Estábamos los dos solos en un dúo aparte. De hecho, Rodrigo y yo somos el punto de unión, la soldadura diríamos, entre los dos grandes sectores en que se divide la población penal. Los comunistas se creen infalibles. (El partido no se equivoca nunca). De ese modo, hasta los mayores errores tácticos del partido son maniobras geniales, según ellos, de la dirección, y la base debe admitirlo y defenderlo así. Y si no saben cómo argumentar ni cómo escurrirse, se encogen de hombros y repiten una y otra vez: Cuando el partido ha señalado esa línea, por algo será. En el caso del pacto germanosoviético, que les pilló desprevenidos y les dejó turulatos, los dirigentes, como no sabían qué explicaciones dar a la base y viendo que ésta se iba a pique, desmoralizada, dijeron: Camaradas, el camarada Stalin sabe muy bien lo que hace. Él nunca se ha equivocado y ha mantenido siempre la línea justa. Nosotros no podemos ver lo que el camarada Stalin ve, sin duda, desde el puente de mando de la nave socialista. Y, si ha señalado ese rumbo, sus razones tendrá. No lo dudéis, el gran jefe de la revolución, el genial conductor del proletariado, el sabio camarada Stalin, nos conducirá al triunfo definitivo. Palabras nada más, claro.

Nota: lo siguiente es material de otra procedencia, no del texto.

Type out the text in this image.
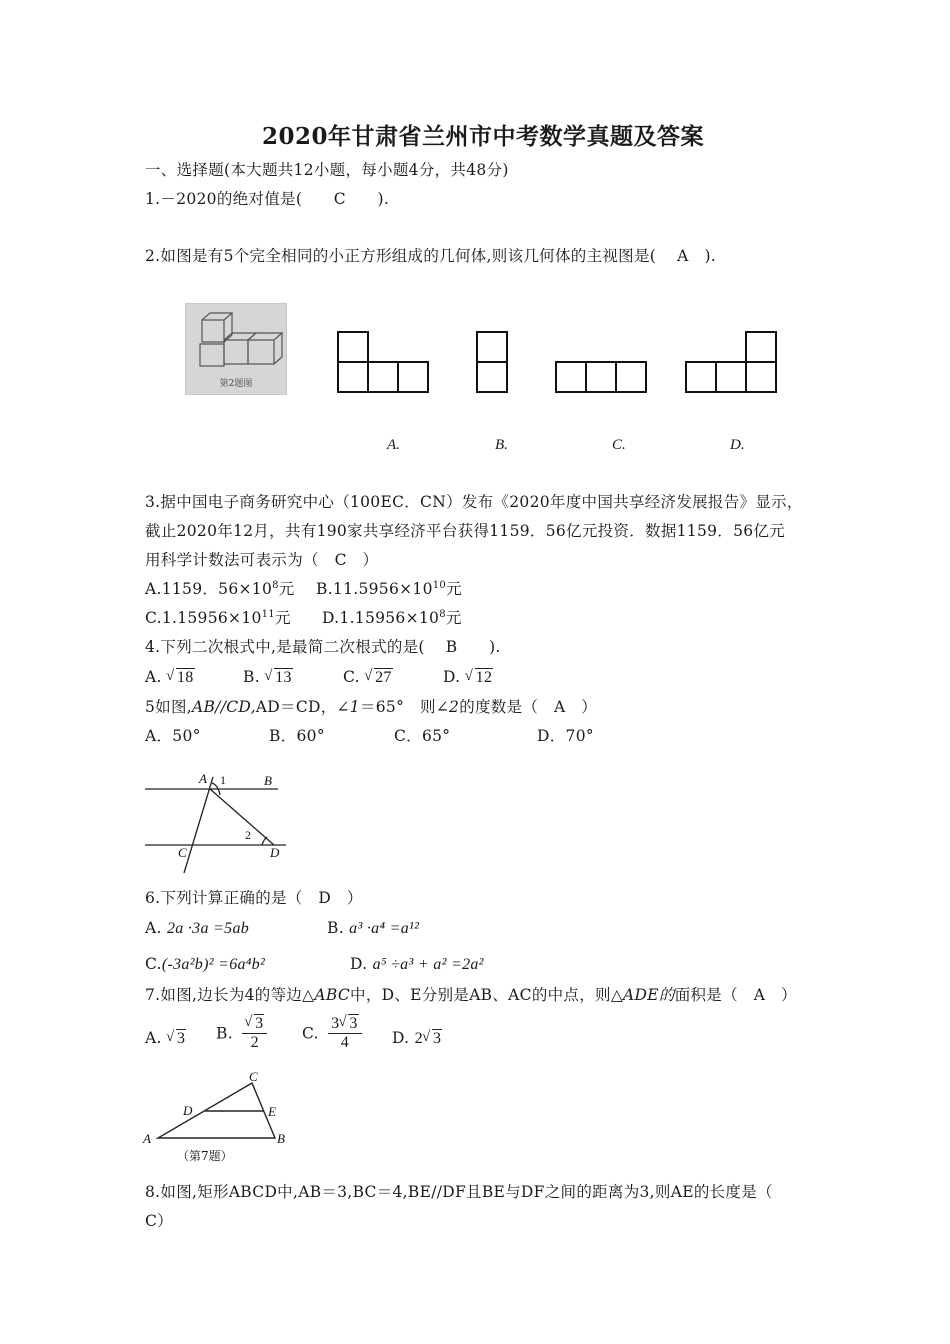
2020年甘肃省兰州市中考数学真题及答案
一、选择题(本大题共12小题，每小题4分，共48分)
1.－2020的绝对值是(　　C　　).
2.如图是有5个完全相同的小正方形组成的几何体,则该几何体的主视图是(　 A　).
第2题图
A.	B.	C.	D.
3.据中国电子商务研究中心（100EC．CN）发布《2020年度中国共享经济发展报告》显示，
截止2020年12月，共有190家共享经济平台获得1159．56亿元投资．数据1159．56亿元
用科学计数法可表示为（　C　）
A.1159．$56\times 10^8$元 $B.11.5956\times 10^{10}$元
$C.1.15956\times 10^{11}$元 $D.1.15956\times 10^8$元
4.下列二次根式中,是最简二次根式的是(　 B　　).
A. √ 18	B. √ 13	C. √ 27	D. √ 12
5如图,AB//CD,AD＝CD，∠1＝65°　则∠2的度数是（　A　）
A．50°	B．60°	C．65°	D．70°
A	B
C	D
1
2
6.下列计算正确的是（　D　）
A. 2a ·3a =5ab	B. a³ ·a⁴ =a¹²
C.(-3a²b)² =6a⁴b²	D. a⁵ ÷a³ + a² =2a²
7.如图,边长为4的等边△ABC中，D、E分别是AB、AC的中点，则△ADE的面积是（　A　）
A. √ 3 B. √ $\frac{3}{2} C$. $\frac{3 √ 3}{4} D$. 2 √ 3
A	B
C
D	E
（第7题）
8.如图,矩形ABCD中,AB＝3,BC＝4,BE//DF且BE与DF之间的距离为3,则AE的长度是（
C）
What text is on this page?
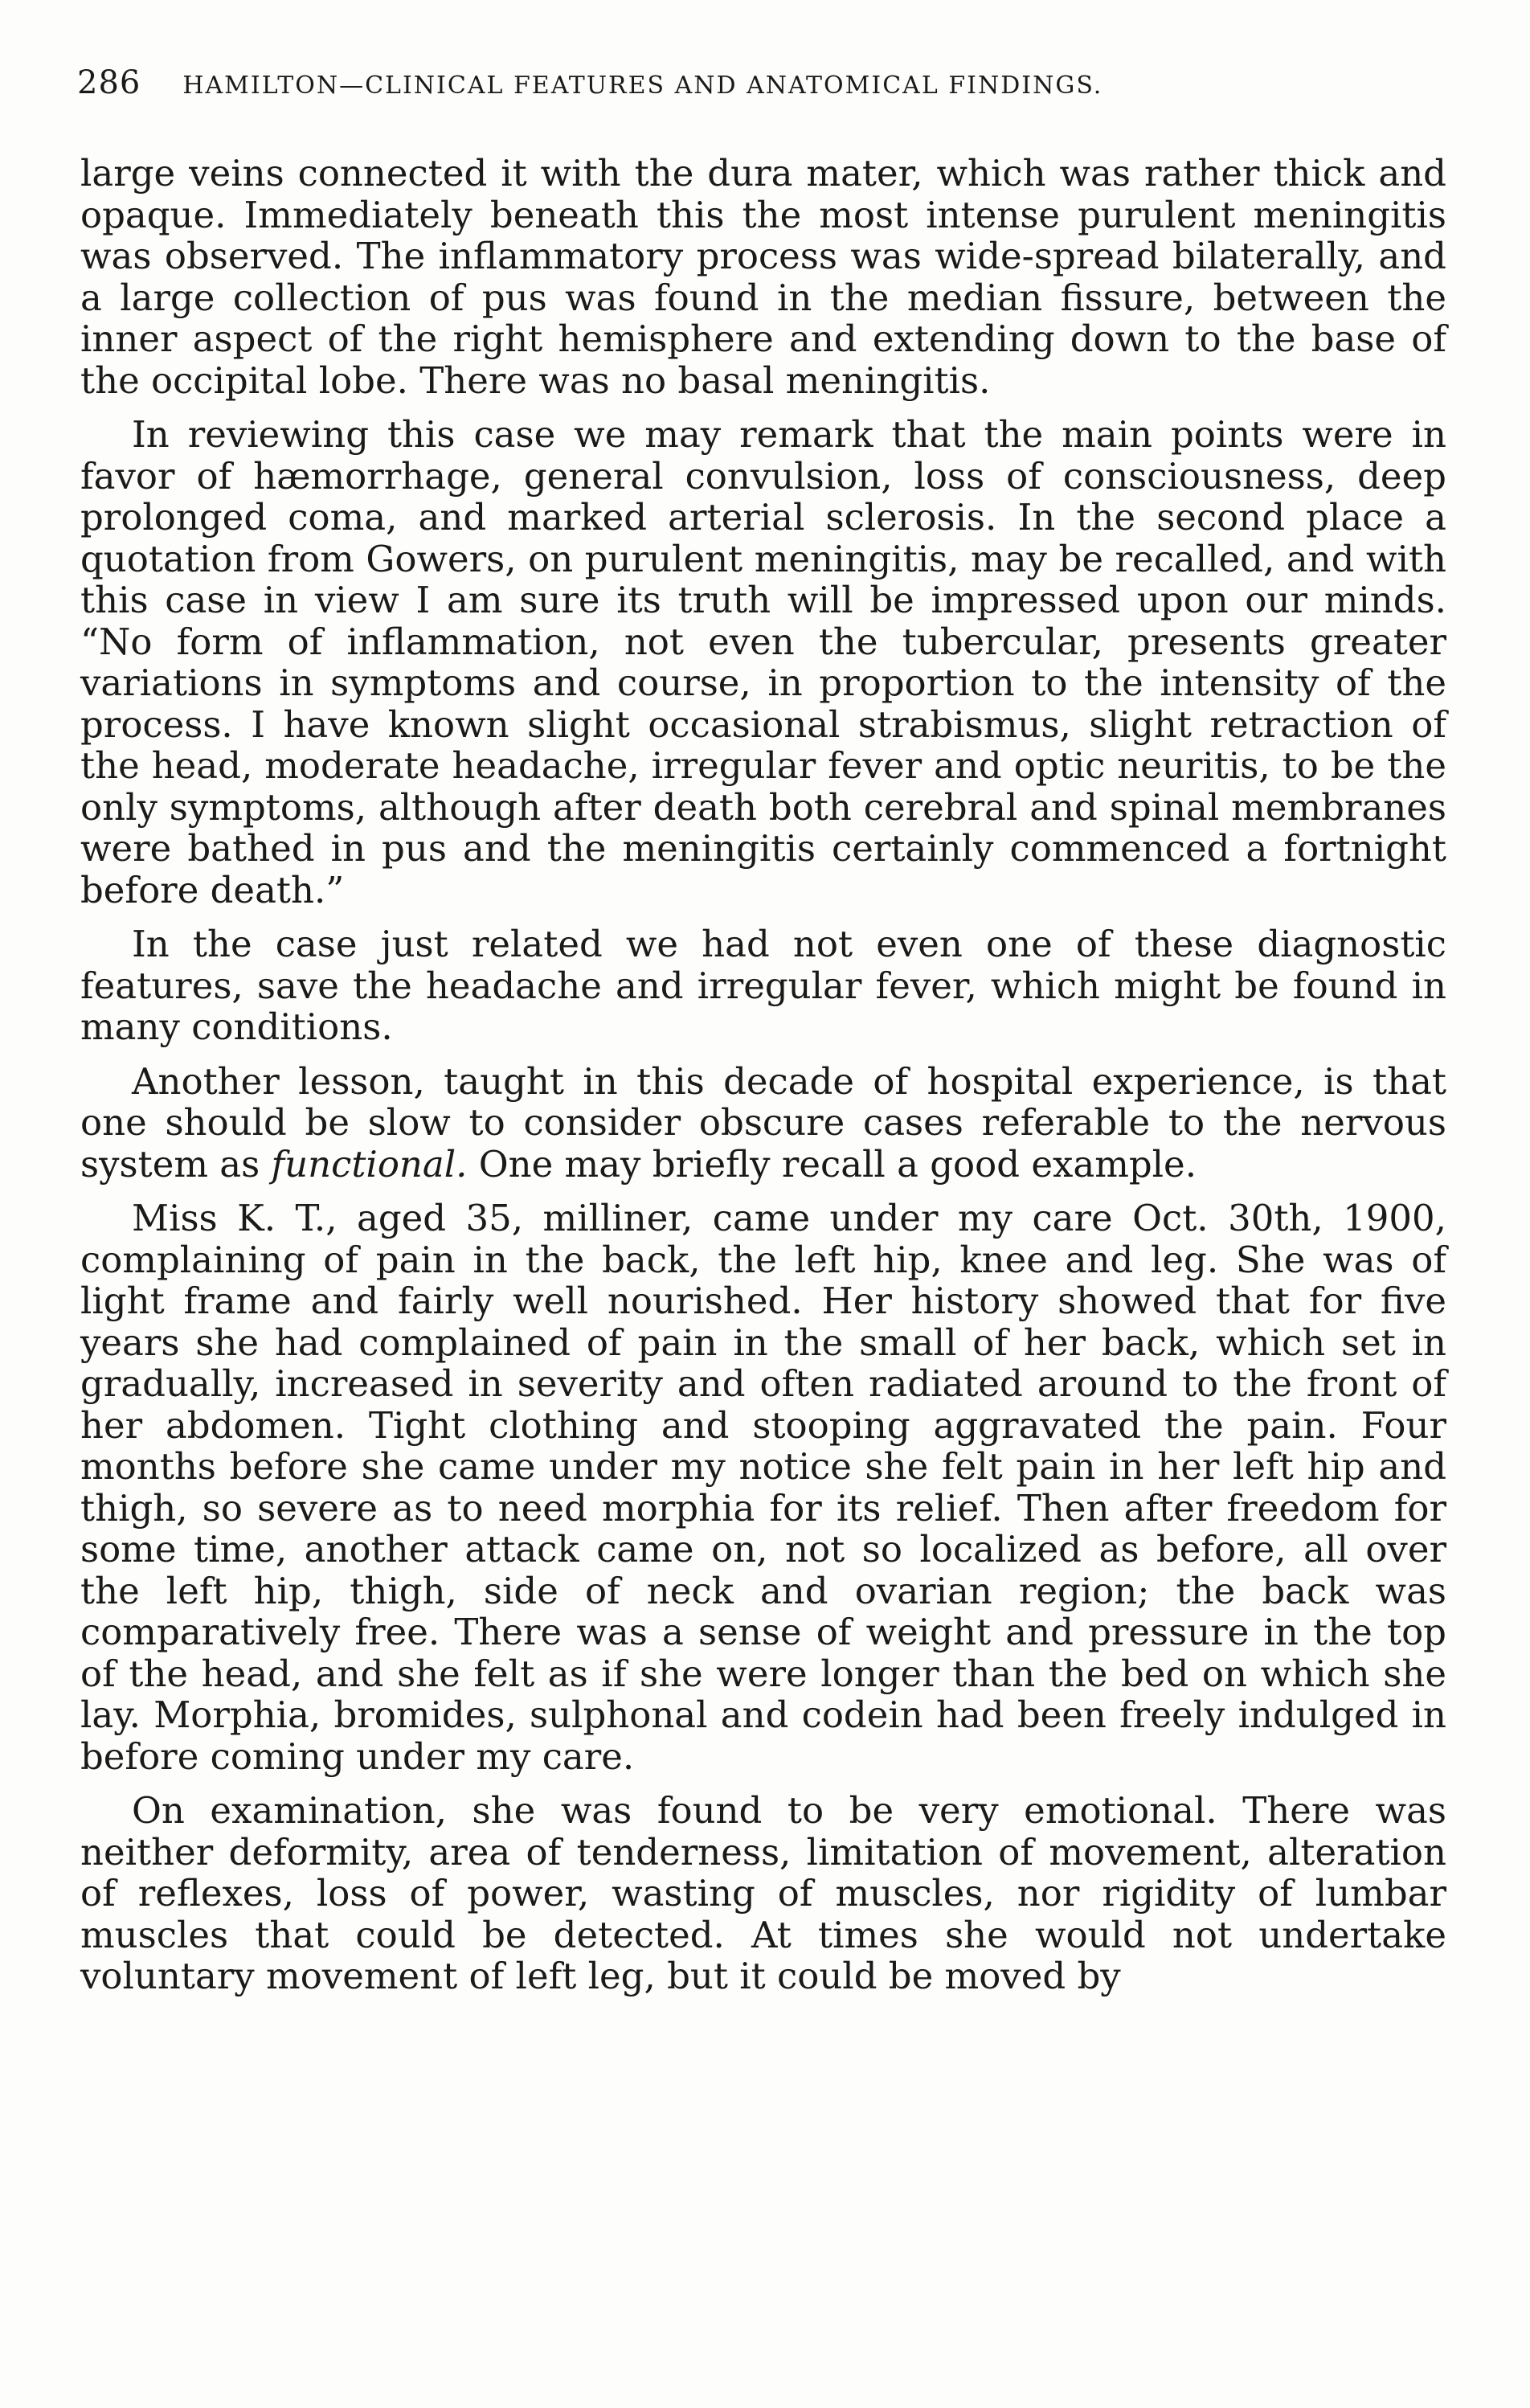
286 HAMILTON—CLINICAL FEATURES AND ANATOMICAL FINDINGS.

large veins connected it with the dura mater, which was rather thick and opaque. Immediately beneath this the most intense purulent meningitis was observed. The inflammatory process was wide-spread bilaterally, and a large collection of pus was found in the median fissure, between the inner aspect of the right hemisphere and extending down to the base of the occipital lobe. There was no basal meningitis.

In reviewing this case we may remark that the main points were in favor of hæmorrhage, general convulsion, loss of consciousness, deep prolonged coma, and marked arterial sclerosis. In the second place a quotation from Gowers, on purulent meningitis, may be recalled, and with this case in view I am sure its truth will be impressed upon our minds. “No form of inflammation, not even the tubercular, presents greater variations in symptoms and course, in proportion to the intensity of the process. I have known slight occasional strabismus, slight retraction of the head, moderate headache, irregular fever and optic neuritis, to be the only symptoms, although after death both cerebral and spinal membranes were bathed in pus and the meningitis certainly commenced a fortnight before death.”

In the case just related we had not even one of these diagnostic features, save the headache and irregular fever, which might be found in many conditions.

Another lesson, taught in this decade of hospital experience, is that one should be slow to consider obscure cases referable to the nervous system as functional. One may briefly recall a good example.

Miss K. T., aged 35, milliner, came under my care Oct. 30th, 1900, complaining of pain in the back, the left hip, knee and leg. She was of light frame and fairly well nourished. Her history showed that for five years she had complained of pain in the small of her back, which set in gradually, increased in severity and often radiated around to the front of her abdomen. Tight clothing and stooping aggravated the pain. Four months before she came under my notice she felt pain in her left hip and thigh, so severe as to need morphia for its relief. Then after freedom for some time, another attack came on, not so localized as before, all over the left hip, thigh, side of neck and ovarian region; the back was comparatively free. There was a sense of weight and pressure in the top of the head, and she felt as if she were longer than the bed on which she lay. Morphia, bromides, sulphonal and codein had been freely indulged in before coming under my care.

On examination, she was found to be very emotional. There was neither deformity, area of tenderness, limitation of movement, alteration of reflexes, loss of power, wasting of muscles, nor rigidity of lumbar muscles that could be detected. At times she would not undertake voluntary movement of left leg, but it could be moved by
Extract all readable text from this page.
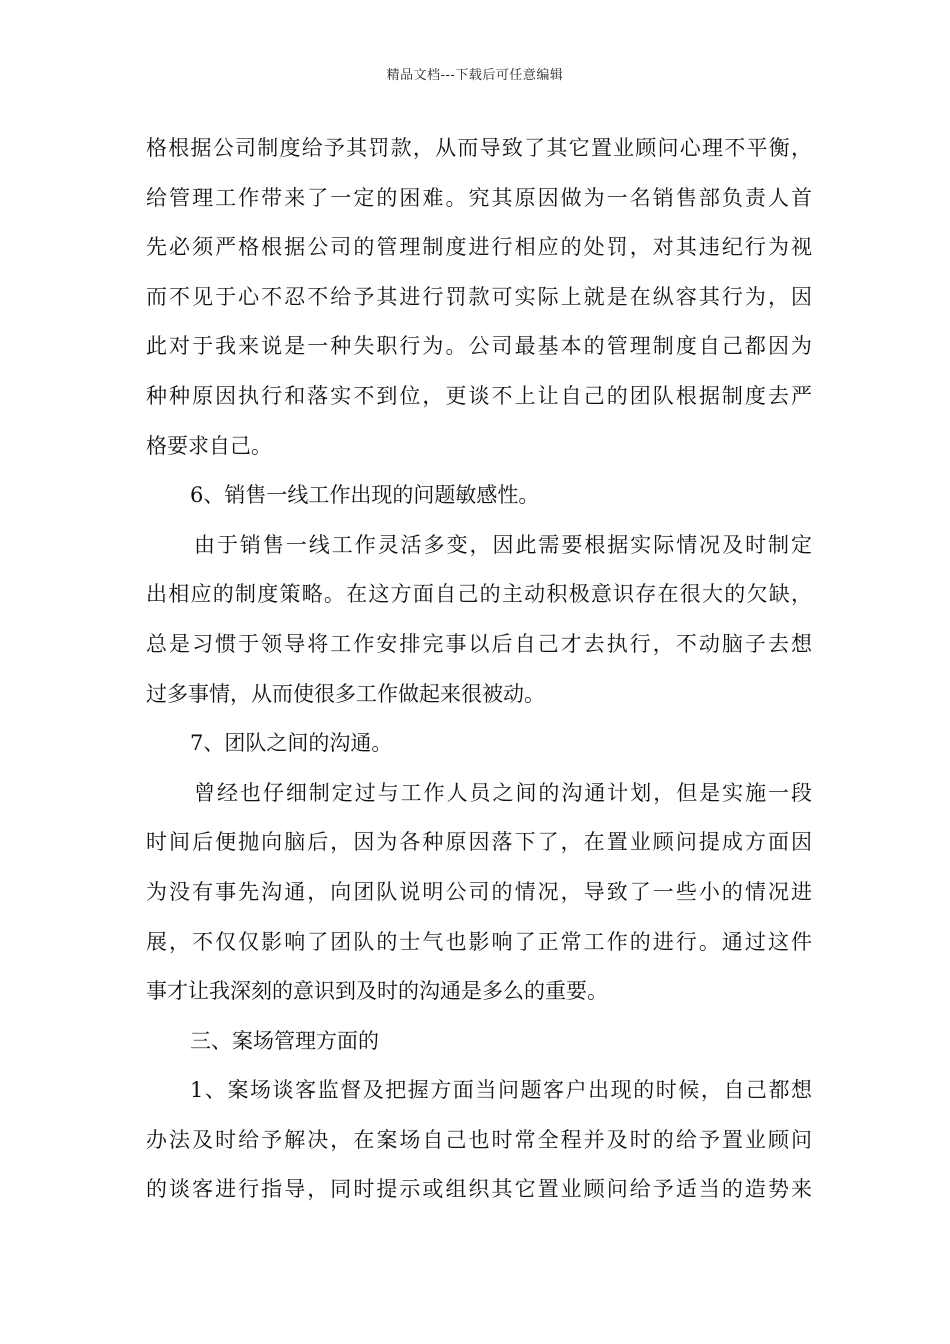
精品文档---下载后可任意编辑
格根据公司制度给予其罚款，从而导致了其它置业顾问心理不平衡，
给管理工作带来了一定的困难。究其原因做为一名销售部负责人首
先必须严格根据公司的管理制度进行相应的处罚，对其违纪行为视
而不见于心不忍不给予其进行罚款可实际上就是在纵容其行为，因
此对于我来说是一种失职行为。公司最基本的管理制度自己都因为
种种原因执行和落实不到位，更谈不上让自己的团队根据制度去严
格要求自己。
6、销售一线工作出现的问题敏感性。
由于销售一线工作灵活多变，因此需要根据实际情况及时制定
出相应的制度策略。在这方面自己的主动积极意识存在很大的欠缺，
总是习惯于领导将工作安排完事以后自己才去执行，不动脑子去想
过多事情，从而使很多工作做起来很被动。
7、团队之间的沟通。
曾经也仔细制定过与工作人员之间的沟通计划，但是实施一段
时间后便抛向脑后，因为各种原因落下了，在置业顾问提成方面因
为没有事先沟通，向团队说明公司的情况，导致了一些小的情况进
展，不仅仅影响了团队的士气也影响了正常工作的进行。通过这件
事才让我深刻的意识到及时的沟通是多么的重要。
三、案场管理方面的
1、案场谈客监督及把握方面当问题客户出现的时候，自己都想
办法及时给予解决，在案场自己也时常全程并及时的给予置业顾问
的谈客进行指导，同时提示或组织其它置业顾问给予适当的造势来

—Para tu padre —replicaban los menos dialécticos de los nuestros, y añadían—: No, si lo mejor que nos podía ocurrir es lo que el sabio camarada Stalin tenía previsto, que cayéramos en manos de Franco. No te jode… Si te condenan a muerte, no te preocupes, porque te indultaran; y, si no te indultan, no te preocupes, porque no te llevarán al picadero; y, si te llevan al picadero, no te preocupes, porque tirarán con balas de fogueo. Coño, qué broma. ¿Y si tiran con balas de verdad, qué? Mira, ¿sabes lo que te digo? Pues que no soy ningún gilipollas y que todo eso que farfullas me suena a disco rayado y ni tú mismo te lo crees, porque no me vas a decir que tu gran camarada Stalin te ha soplado a la oreja lo que se trae entre manos. Que si Stalin piensa, que si Stalin prepara, que si las intenciones de Stalin… ¿Y cómo sabes tú todo eso? Y si lo sabes tú, que estás encerrado aquí y eres un cero a la izquierda, mejor lo sabrán los fachas, digo yo, ¿no? Y si lo saben los fachas, no se van a estar chupándose el dedo, vamos, me parece a mí.
Ahora se justifican diciendo que sin el permiso de Stalin, Hitler no se hubiera atrevido a atacar a las democracias capitalistas, que es el primer paso para el triunfo del comunismo. Una vez vencido el gran capitalismo, el comunismo será cosa de coser y cantar. Así de fácil y de claro.
Rodrigo me miraba serio, cecijunto. Para mí que estaba hecho un lío.
—Dicen —me respondió al fin— que Inglaterra es el mayor enemigo de la revolución.
—¿Más que Hitler?
Sí, porque es más fuerte.
—Pero en Inglaterra están las Trade Unions y el partido laborista y que…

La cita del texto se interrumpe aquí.